À l’opposé, les renouvelables « apprennent en marchant », et vite. L’éolien, avec un coût de production de l’ordre de 80 euros/MWh, est déjà nettement plus avantageux que l’EPR. En Caroline du Nord, des économistes états-uniens ont constaté que les coûts de production du photovoltaïque sont devenus inférieurs à ceux du nucléaire dès 2010 [^4]. EDF, à son insu, corrobore cette analyse. Les déboires de l’EPR ne traduiraient pas un dérapage, mais la méconnaissance du coût réel initial, avouait la semaine dernière Hervé Machenaud, directeur du projet EPR à Flamanville. En raison du départ à la retraite des ingénieurs qui ont participé au programme nucléaire 1977-1999, de l’absence de nouveau chantier en France depuis dix ans, du gigantisme de ce modèle (le plus gros au monde avec ses 1 650 mégawatts de puissance, le « plus sûr », le plus complexe…), etc. Le « désapprentissage en marchant »… EDF, qui affirme que le surcoût de la tête de série sera amorti sur le parc de réacteurs construits, en est réduit à spéculer. Premier objectif : dix commandes d’ici à cinq ans. Il paraît hors d’atteinte. Un test décisif est attendu début 2013 : le Royaume-Uni prendra sa décision définitive concernant la commande de deux EPR. La nouvelle facture du réacteur de Flamanville pourrait bien tout faire capoter.
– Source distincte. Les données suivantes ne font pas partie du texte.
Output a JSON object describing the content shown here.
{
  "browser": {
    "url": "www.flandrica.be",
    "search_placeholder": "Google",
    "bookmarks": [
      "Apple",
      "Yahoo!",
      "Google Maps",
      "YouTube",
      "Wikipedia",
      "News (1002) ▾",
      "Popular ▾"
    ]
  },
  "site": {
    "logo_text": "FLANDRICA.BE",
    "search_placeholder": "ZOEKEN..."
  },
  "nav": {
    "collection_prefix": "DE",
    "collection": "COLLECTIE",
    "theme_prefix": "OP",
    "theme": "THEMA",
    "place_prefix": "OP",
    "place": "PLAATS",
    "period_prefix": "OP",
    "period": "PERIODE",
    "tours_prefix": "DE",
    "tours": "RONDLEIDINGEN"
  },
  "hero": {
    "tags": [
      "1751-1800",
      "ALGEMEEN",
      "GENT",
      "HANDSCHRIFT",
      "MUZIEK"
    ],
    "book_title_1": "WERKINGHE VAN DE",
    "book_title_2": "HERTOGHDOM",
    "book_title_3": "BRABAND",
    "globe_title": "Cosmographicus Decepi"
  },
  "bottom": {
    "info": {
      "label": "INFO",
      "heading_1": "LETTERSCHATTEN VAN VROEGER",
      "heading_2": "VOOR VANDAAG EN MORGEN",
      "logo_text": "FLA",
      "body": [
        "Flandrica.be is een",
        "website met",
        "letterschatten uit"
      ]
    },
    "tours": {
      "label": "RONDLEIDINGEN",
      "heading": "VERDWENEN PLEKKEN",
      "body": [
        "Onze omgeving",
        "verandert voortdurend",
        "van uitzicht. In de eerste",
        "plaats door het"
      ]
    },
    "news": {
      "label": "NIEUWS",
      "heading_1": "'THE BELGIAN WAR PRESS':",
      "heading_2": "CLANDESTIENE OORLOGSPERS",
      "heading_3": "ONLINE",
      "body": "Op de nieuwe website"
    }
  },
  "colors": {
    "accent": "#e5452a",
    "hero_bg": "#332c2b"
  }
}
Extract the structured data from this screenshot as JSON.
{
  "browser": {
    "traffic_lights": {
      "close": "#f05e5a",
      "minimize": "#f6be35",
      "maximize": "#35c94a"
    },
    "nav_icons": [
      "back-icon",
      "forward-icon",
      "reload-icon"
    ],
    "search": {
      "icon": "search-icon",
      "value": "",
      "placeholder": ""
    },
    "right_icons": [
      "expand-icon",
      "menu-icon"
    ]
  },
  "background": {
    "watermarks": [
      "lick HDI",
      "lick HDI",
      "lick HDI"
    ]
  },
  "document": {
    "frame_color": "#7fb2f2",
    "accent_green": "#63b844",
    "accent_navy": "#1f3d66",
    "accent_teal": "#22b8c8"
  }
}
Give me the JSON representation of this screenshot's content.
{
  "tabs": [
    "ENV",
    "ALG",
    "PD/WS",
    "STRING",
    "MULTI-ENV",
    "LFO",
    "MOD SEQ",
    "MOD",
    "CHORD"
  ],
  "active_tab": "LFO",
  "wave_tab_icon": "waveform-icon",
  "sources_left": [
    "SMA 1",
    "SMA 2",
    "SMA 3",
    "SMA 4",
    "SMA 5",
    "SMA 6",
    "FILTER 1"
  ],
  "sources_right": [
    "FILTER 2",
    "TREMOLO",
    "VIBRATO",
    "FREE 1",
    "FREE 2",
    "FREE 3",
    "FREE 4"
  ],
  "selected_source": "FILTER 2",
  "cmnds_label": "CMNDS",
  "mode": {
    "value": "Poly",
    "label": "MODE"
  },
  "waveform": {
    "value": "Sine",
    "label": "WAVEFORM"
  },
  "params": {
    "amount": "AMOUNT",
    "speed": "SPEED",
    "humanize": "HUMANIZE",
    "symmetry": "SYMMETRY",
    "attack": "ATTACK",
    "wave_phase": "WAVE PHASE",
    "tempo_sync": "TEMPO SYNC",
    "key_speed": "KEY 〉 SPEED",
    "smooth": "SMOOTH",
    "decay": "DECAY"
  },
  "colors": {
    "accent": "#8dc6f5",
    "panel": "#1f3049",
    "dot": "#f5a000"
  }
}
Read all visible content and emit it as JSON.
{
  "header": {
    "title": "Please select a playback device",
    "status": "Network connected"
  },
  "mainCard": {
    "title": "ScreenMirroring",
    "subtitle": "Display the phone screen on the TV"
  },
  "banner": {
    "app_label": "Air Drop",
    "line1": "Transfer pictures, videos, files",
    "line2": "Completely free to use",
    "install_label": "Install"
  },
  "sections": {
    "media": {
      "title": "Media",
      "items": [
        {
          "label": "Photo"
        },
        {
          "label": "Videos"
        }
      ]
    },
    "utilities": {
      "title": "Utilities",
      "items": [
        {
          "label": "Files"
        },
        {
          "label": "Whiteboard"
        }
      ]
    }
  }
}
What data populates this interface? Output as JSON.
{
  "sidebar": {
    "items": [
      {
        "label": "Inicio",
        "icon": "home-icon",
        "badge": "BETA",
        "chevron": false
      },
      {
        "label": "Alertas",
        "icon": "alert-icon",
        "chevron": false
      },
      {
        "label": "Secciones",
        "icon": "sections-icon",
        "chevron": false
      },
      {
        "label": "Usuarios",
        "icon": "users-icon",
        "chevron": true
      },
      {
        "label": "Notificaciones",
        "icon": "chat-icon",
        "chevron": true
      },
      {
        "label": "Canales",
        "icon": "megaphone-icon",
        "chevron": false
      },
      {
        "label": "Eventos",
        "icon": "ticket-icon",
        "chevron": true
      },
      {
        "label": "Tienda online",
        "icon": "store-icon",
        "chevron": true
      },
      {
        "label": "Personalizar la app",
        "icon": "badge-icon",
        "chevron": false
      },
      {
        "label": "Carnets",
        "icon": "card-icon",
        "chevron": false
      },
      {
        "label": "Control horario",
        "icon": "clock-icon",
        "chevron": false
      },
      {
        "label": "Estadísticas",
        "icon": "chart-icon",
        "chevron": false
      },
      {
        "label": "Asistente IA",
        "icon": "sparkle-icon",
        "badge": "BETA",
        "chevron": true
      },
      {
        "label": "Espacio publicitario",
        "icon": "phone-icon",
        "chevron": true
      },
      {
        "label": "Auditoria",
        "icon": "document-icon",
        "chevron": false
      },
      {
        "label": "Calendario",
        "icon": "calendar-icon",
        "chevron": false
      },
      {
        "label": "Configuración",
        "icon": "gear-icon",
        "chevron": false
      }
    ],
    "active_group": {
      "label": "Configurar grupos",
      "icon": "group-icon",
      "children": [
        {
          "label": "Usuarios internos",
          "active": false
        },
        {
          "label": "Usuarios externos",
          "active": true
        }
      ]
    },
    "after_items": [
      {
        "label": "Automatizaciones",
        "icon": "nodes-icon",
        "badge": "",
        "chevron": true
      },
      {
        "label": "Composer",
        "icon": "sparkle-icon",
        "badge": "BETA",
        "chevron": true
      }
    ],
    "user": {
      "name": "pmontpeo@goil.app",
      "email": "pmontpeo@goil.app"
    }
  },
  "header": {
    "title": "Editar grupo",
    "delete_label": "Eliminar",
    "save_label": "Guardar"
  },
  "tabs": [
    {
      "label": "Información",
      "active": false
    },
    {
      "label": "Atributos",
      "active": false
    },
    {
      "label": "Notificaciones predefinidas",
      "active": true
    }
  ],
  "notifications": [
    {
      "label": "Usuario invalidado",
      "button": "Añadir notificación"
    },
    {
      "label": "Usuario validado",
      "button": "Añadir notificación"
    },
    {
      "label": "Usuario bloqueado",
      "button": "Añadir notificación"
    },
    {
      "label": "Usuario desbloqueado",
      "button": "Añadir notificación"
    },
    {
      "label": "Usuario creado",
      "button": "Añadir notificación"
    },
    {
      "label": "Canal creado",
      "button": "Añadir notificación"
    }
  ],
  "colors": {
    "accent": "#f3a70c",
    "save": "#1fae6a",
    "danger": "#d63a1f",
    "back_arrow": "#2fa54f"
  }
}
[^2]: Également constatées sur l’EPR finlandais, le premier construit. En revanche, les deux EPR chinois semblent tenir les coûts et délais, mais les affirmations de l’opérateur sont difficiles à vérifier.

[^3]: « The costs of the French nuclear scaleup : a case of negative learning by doing », Energy Policy, vol. 38 (2010).

[^4]: Solar and Nuclear Costs. The Historic Crossover, John O. Blackburn et Sam Cunningham.